We'll have a running where we measured bowel movement frequency everyday and so that will led to the power because we will be able to have individual data on changing bowel movement frequency. Stephen Willey – Stifel Nicolaus: Okay, thank you very much.

(Operator Instructions) Your next question comes from the David Freedman from Morgan Stanley. David Freedman – Morgan Stanley: Hi, thanks for taking the question. Just around some of the Phase 3 planning you are doing. Do you guys have a sense as to the cost of the Phase 3 program for 4211 and is that something that in the absence of a partner you would be able to take on.

Pablo, do you want to address that as the two-part question, may be you could talk – first speak to the scale of the program and then we'll talk, let's just comment on the partnering aspect.
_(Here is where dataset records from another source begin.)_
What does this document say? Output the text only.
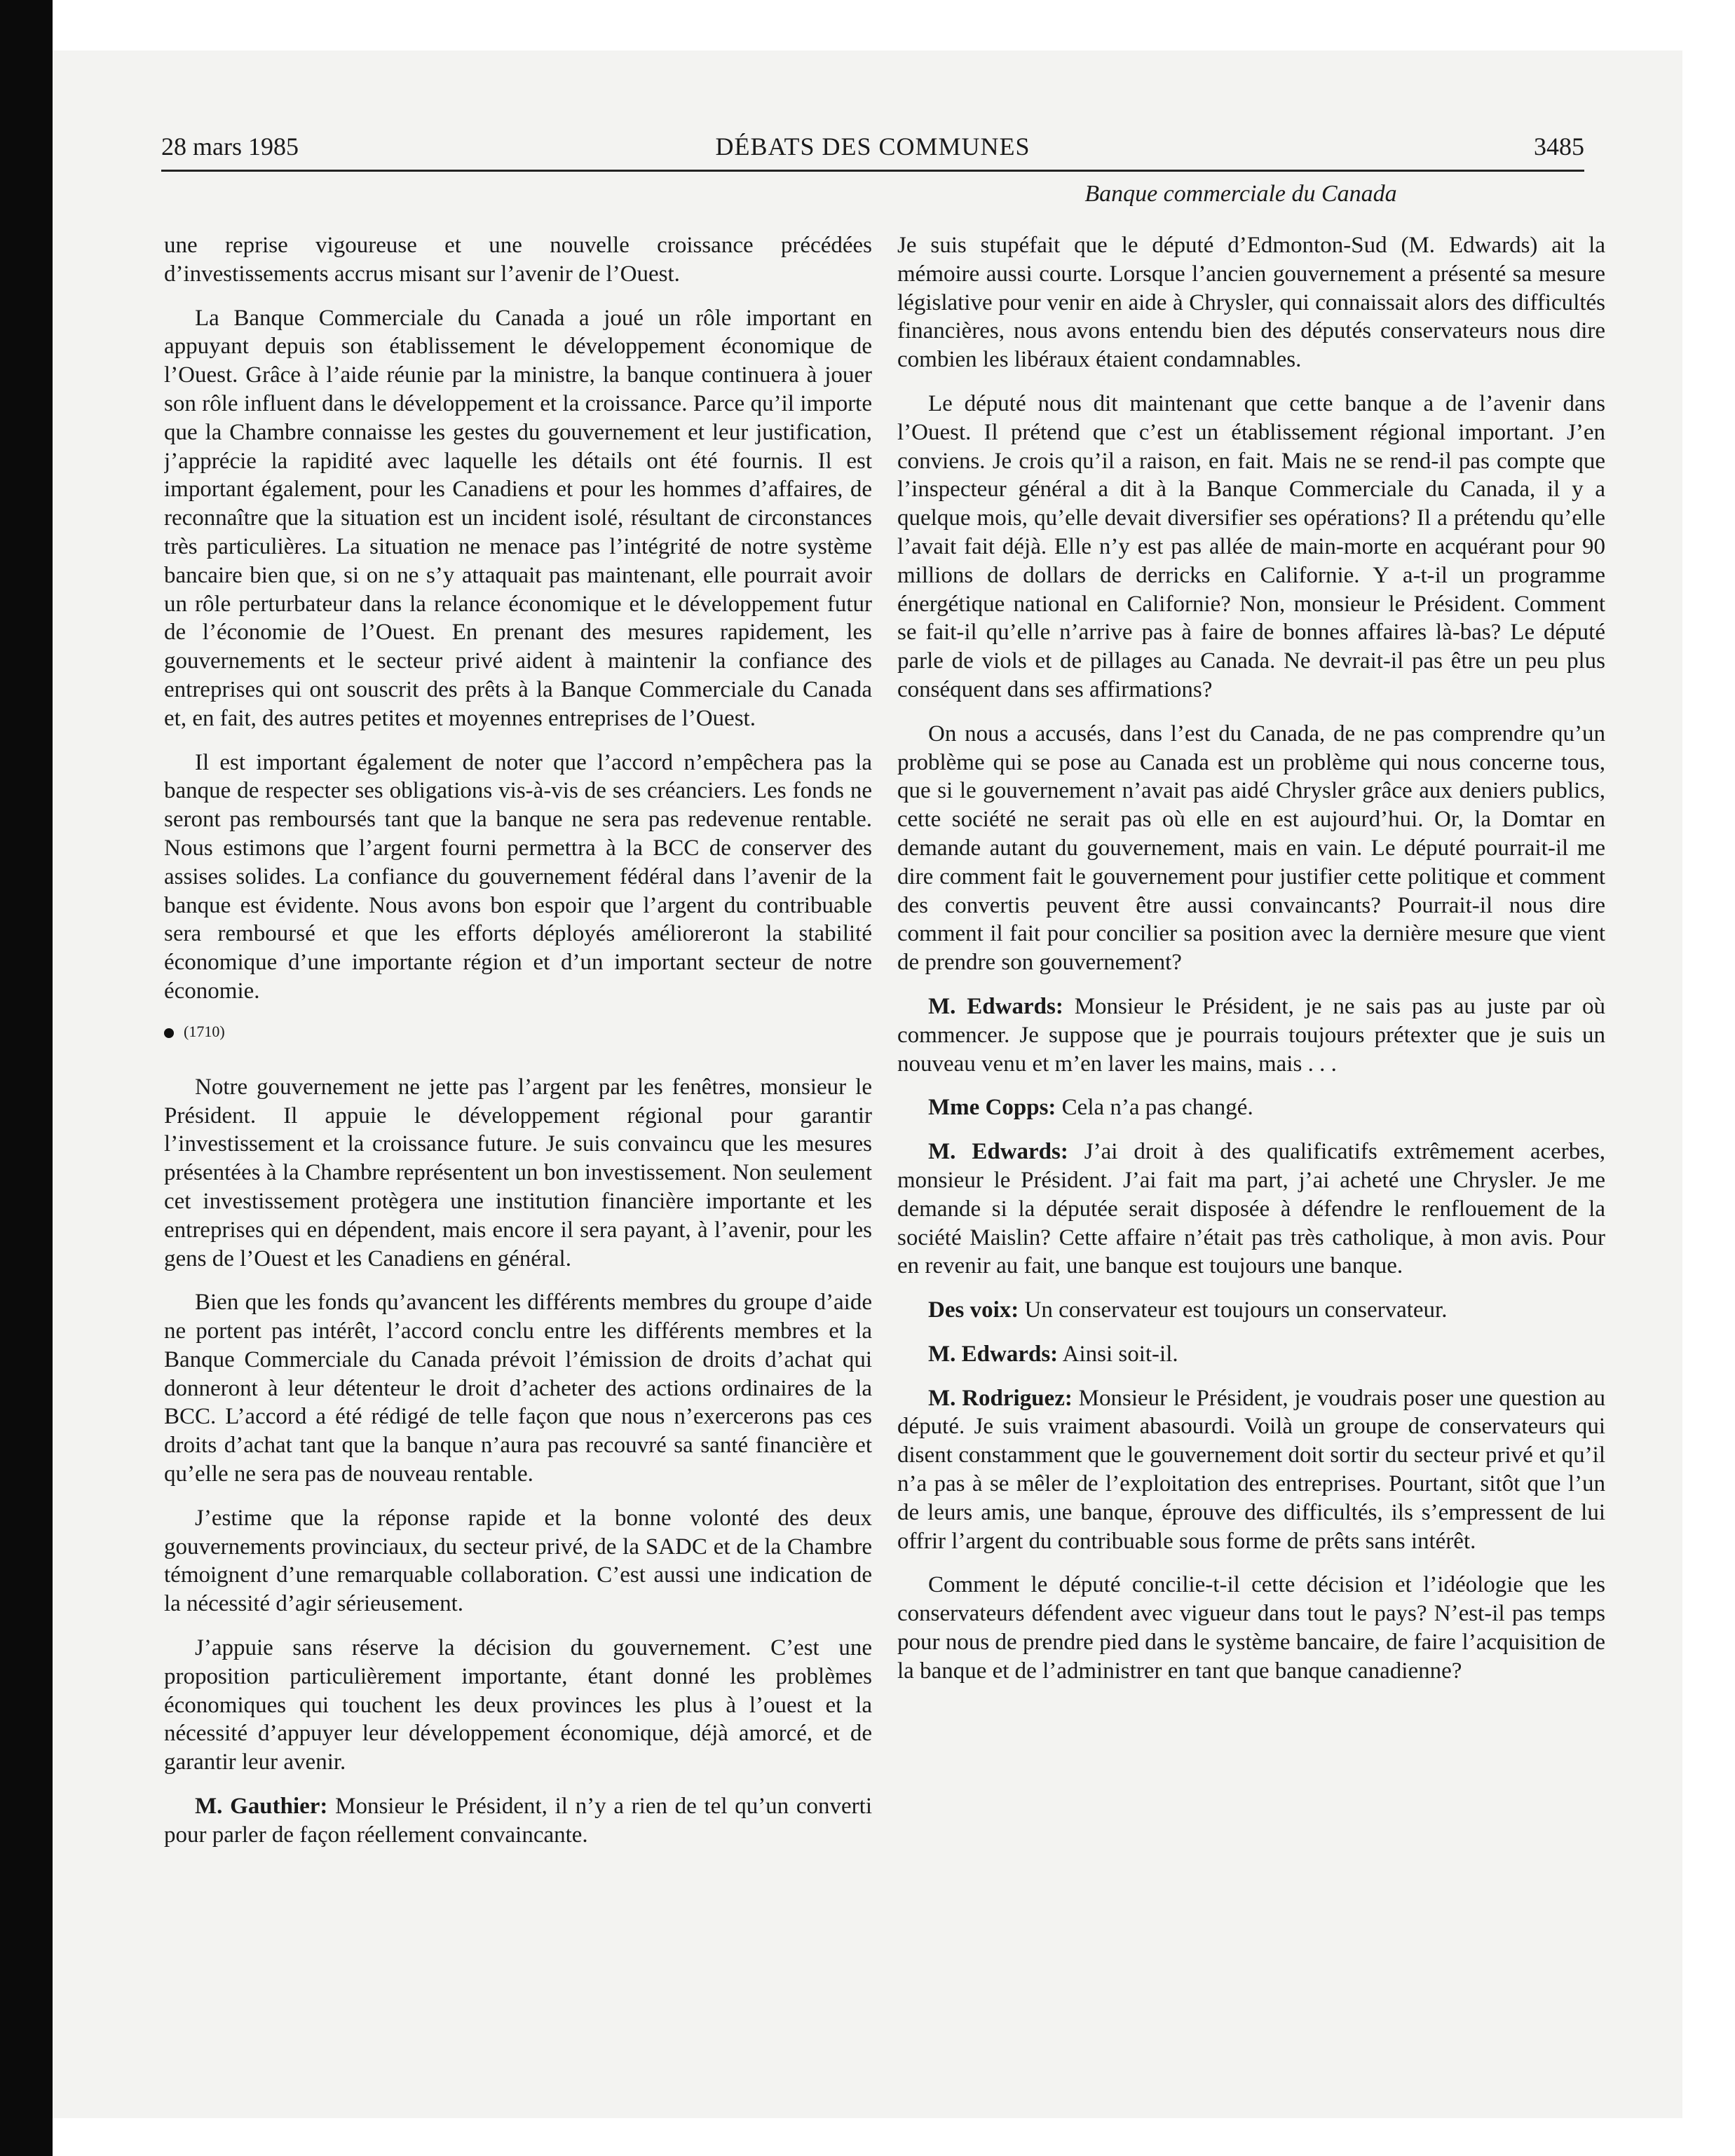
28 mars 1985	DÉBATS DES COMMUNES	3485
Banque commerciale du Canada

une reprise vigoureuse et une nouvelle croissance précédées d’investissements accrus misant sur l’avenir de l’Ouest.

La Banque Commerciale du Canada a joué un rôle important en appuyant depuis son établissement le développement économique de l’Ouest. Grâce à l’aide réunie par la ministre, la banque continuera à jouer son rôle influent dans le développement et la croissance. Parce qu’il importe que la Chambre connaisse les gestes du gouvernement et leur justification, j’apprécie la rapidité avec laquelle les détails ont été fournis. Il est important également, pour les Canadiens et pour les hommes d’affaires, de reconnaître que la situation est un incident isolé, résultant de circonstances très particulières. La situation ne menace pas l’intégrité de notre système bancaire bien que, si on ne s’y attaquait pas maintenant, elle pourrait avoir un rôle perturbateur dans la relance économique et le développement futur de l’économie de l’Ouest. En prenant des mesures rapidement, les gouvernements et le secteur privé aident à maintenir la confiance des entreprises qui ont souscrit des prêts à la Banque Commerciale du Canada et, en fait, des autres petites et moyennes entreprises de l’Ouest.

Il est important également de noter que l’accord n’empêchera pas la banque de respecter ses obligations vis-à-vis de ses créanciers. Les fonds ne seront pas remboursés tant que la banque ne sera pas redevenue rentable. Nous estimons que l’argent fourni permettra à la BCC de conserver des assises solides. La confiance du gouvernement fédéral dans l’avenir de la banque est évidente. Nous avons bon espoir que l’argent du contribuable sera remboursé et que les efforts déployés amélioreront la stabilité économique d’une importante région et d’un important secteur de notre économie.

(1710)

Notre gouvernement ne jette pas l’argent par les fenêtres, monsieur le Président. Il appuie le développement régional pour garantir l’investissement et la croissance future. Je suis convaincu que les mesures présentées à la Chambre représentent un bon investissement. Non seulement cet investissement protègera une institution financière importante et les entreprises qui en dépendent, mais encore il sera payant, à l’avenir, pour les gens de l’Ouest et les Canadiens en général.

Bien que les fonds qu’avancent les différents membres du groupe d’aide ne portent pas intérêt, l’accord conclu entre les différents membres et la Banque Commerciale du Canada prévoit l’émission de droits d’achat qui donneront à leur détenteur le droit d’acheter des actions ordinaires de la BCC. L’accord a été rédigé de telle façon que nous n’exercerons pas ces droits d’achat tant que la banque n’aura pas recouvré sa santé financière et qu’elle ne sera pas de nouveau rentable.

J’estime que la réponse rapide et la bonne volonté des deux gouvernements provinciaux, du secteur privé, de la SADC et de la Chambre témoignent d’une remarquable collaboration. C’est aussi une indication de la nécessité d’agir sérieusement.

J’appuie sans réserve la décision du gouvernement. C’est une proposition particulièrement importante, étant donné les problèmes économiques qui touchent les deux provinces les plus à l’ouest et la nécessité d’appuyer leur développement économique, déjà amorcé, et de garantir leur avenir.

M. Gauthier: Monsieur le Président, il n’y a rien de tel qu’un converti pour parler de façon réellement convaincante.

Je suis stupéfait que le député d’Edmonton-Sud (M. Edwards) ait la mémoire aussi courte. Lorsque l’ancien gouvernement a présenté sa mesure législative pour venir en aide à Chrysler, qui connaissait alors des difficultés financières, nous avons entendu bien des députés conservateurs nous dire combien les libéraux étaient condamnables.

Le député nous dit maintenant que cette banque a de l’avenir dans l’Ouest. Il prétend que c’est un établissement régional important. J’en conviens. Je crois qu’il a raison, en fait. Mais ne se rend-il pas compte que l’inspecteur général a dit à la Banque Commerciale du Canada, il y a quelque mois, qu’elle devait diversifier ses opérations? Il a prétendu qu’elle l’avait fait déjà. Elle n’y est pas allée de main-morte en acquérant pour 90 millions de dollars de derricks en Californie. Y a-t-il un programme énergétique national en Californie? Non, monsieur le Président. Comment se fait-il qu’elle n’arrive pas à faire de bonnes affaires là-bas? Le député parle de viols et de pillages au Canada. Ne devrait-il pas être un peu plus conséquent dans ses affirmations?

On nous a accusés, dans l’est du Canada, de ne pas comprendre qu’un problème qui se pose au Canada est un problème qui nous concerne tous, que si le gouvernement n’avait pas aidé Chrysler grâce aux deniers publics, cette société ne serait pas où elle en est aujourd’hui. Or, la Domtar en demande autant du gouvernement, mais en vain. Le député pourrait-il me dire comment fait le gouvernement pour justifier cette politique et comment des convertis peuvent être aussi convaincants? Pourrait-il nous dire comment il fait pour concilier sa position avec la dernière mesure que vient de prendre son gouvernement?

M. Edwards: Monsieur le Président, je ne sais pas au juste par où commencer. Je suppose que je pourrais toujours prétexter que je suis un nouveau venu et m’en laver les mains, mais . . .

Mme Copps: Cela n’a pas changé.

M. Edwards: J’ai droit à des qualificatifs extrêmement acerbes, monsieur le Président. J’ai fait ma part, j’ai acheté une Chrysler. Je me demande si la députée serait disposée à défendre le renflouement de la société Maislin? Cette affaire n’était pas très catholique, à mon avis. Pour en revenir au fait, une banque est toujours une banque.

Des voix: Un conservateur est toujours un conservateur.

M. Edwards: Ainsi soit-il.

M. Rodriguez: Monsieur le Président, je voudrais poser une question au député. Je suis vraiment abasourdi. Voilà un groupe de conservateurs qui disent constamment que le gouvernement doit sortir du secteur privé et qu’il n’a pas à se mêler de l’exploitation des entreprises. Pourtant, sitôt que l’un de leurs amis, une banque, éprouve des difficultés, ils s’empressent de lui offrir l’argent du contribuable sous forme de prêts sans intérêt.

Comment le député concilie-t-il cette décision et l’idéologie que les conservateurs défendent avec vigueur dans tout le pays? N’est-il pas temps pour nous de prendre pied dans le système bancaire, de faire l’acquisition de la banque et de l’administrer en tant que banque canadienne?
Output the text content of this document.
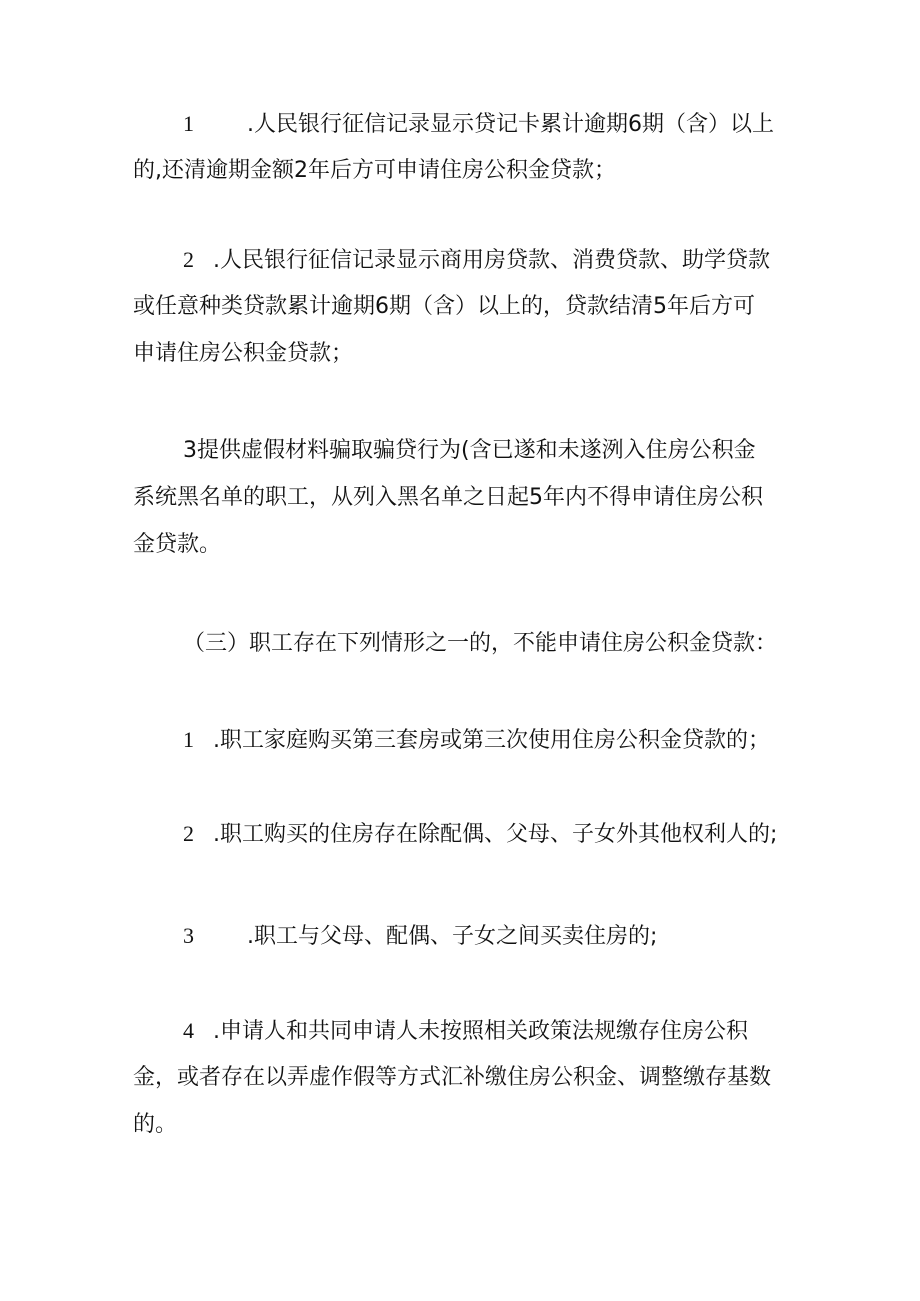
1 .人民银行征信记录显示贷记卡累计逾期6期（含）以上
的,还清逾期金额2年后方可申请住房公积金贷款；
2 .人民银行征信记录显示商用房贷款、消费贷款、助学贷款
或任意种类贷款累计逾期6期（含）以上的，贷款结清5年后方可
申请住房公积金贷款；
3提供虚假材料骗取骗贷行为(含已遂和未遂洌入住房公积金
系统黑名单的职工，从列入黑名单之日起5年内不得申请住房公积
金贷款。
（三）职工存在下列情形之一的，不能申请住房公积金贷款：
1 .职工家庭购买第三套房或第三次使用住房公积金贷款的；
2 .职工购买的住房存在除配偶、父母、子女外其他权利人的;
3 .职工与父母、配偶、子女之间买卖住房的;
4 .申请人和共同申请人未按照相关政策法规缴存住房公积
金，或者存在以弄虚作假等方式汇补缴住房公积金、调整缴存基数
的。
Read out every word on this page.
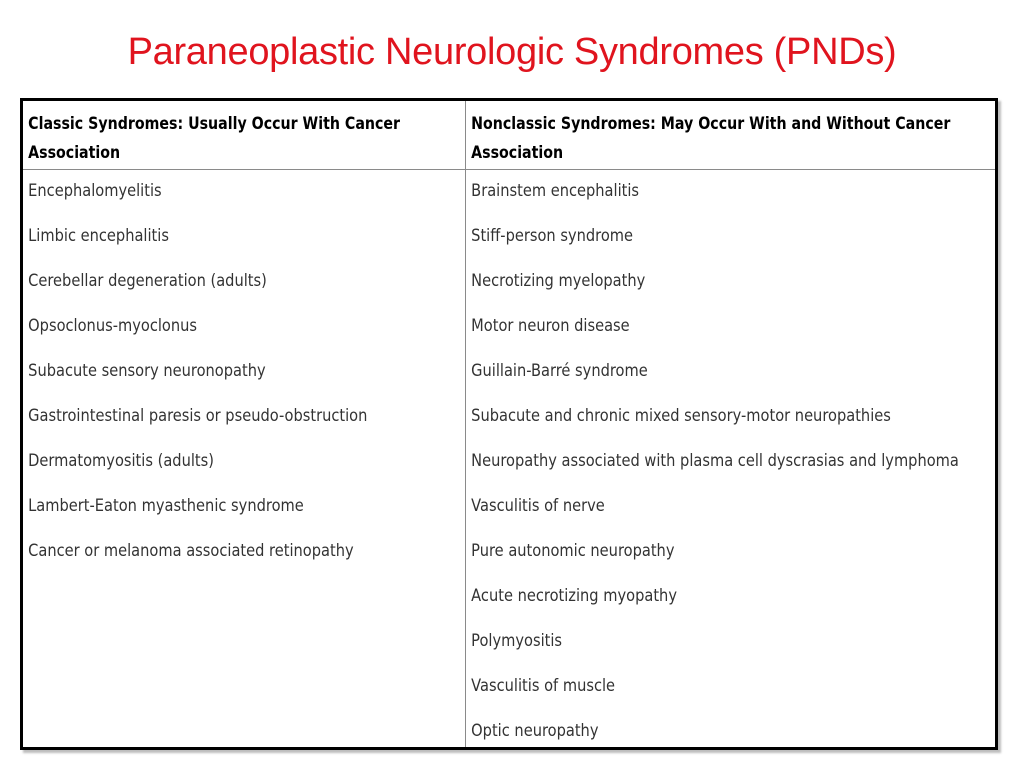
Paraneoplastic Neurologic Syndromes (PNDs)
Classic Syndromes: Usually Occur With Cancer
Association
Encephalomyelitis
Limbic encephalitis
Cerebellar degeneration (adults)
Opsoclonus-myoclonus
Subacute sensory neuronopathy
Gastrointestinal paresis or pseudo-obstruction
Dermatomyositis (adults)
Lambert-Eaton myasthenic syndrome
Cancer or melanoma associated retinopathy
Nonclassic Syndromes: May Occur With and Without Cancer
Association
Brainstem encephalitis
Stiff-person syndrome
Necrotizing myelopathy
Motor neuron disease
Guillain-Barré syndrome
Subacute and chronic mixed sensory-motor neuropathies
Neuropathy associated with plasma cell dyscrasias and lymphoma
Vasculitis of nerve
Pure autonomic neuropathy
Acute necrotizing myopathy
Polymyositis
Vasculitis of muscle
Optic neuropathy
Yeah, we believe that Phase 3 programs in diabetes is actually large in order to achieve the cardiovascular safety information that the FDA requires and so the program that we put together for LX4211 involves 9,000 patients that similar to what other companies have been doing in diabetes and one of the big drivers is a 6,000 patient cardiovascular outcome study that's part of the Phase 3 program. So, it is a big program. We think it's in the right direction and that's why we are proactive about getting regulatory input and as to the specific cost, I think Jeff Wade can answer that.

Yeah, I'm not sure. I want to layout this specific cost. So, it's a multi $100 million development plan for Phase 3 and diabetes and I think our plan and our expectation is that we would do that with the partner and so, that’s our – that's all of our planning is based on the expectation that we will do that, which is not similar from a lot of the big pharma companies who were also partnered on this kind of programs. David Freedman – Morgan Stanley: Thank you.

Thank you.

Thank you. (Operator Instructions) At this time, there are no further questions. I will now turn it back over to Dr. Arthur Sands for closing remarks. Arthur Sands – President and Chief Executive Officer: Yes, well, I’d like to thank everyone for their questions and participation today. I think next time we meet in this format, there will be a lot less speculation about results and that's what we are talking about results for the 2b trial, so that should be an exciting next meeting? Thank you all.

Thank you. That concludes today's conference call. You may now disconnect.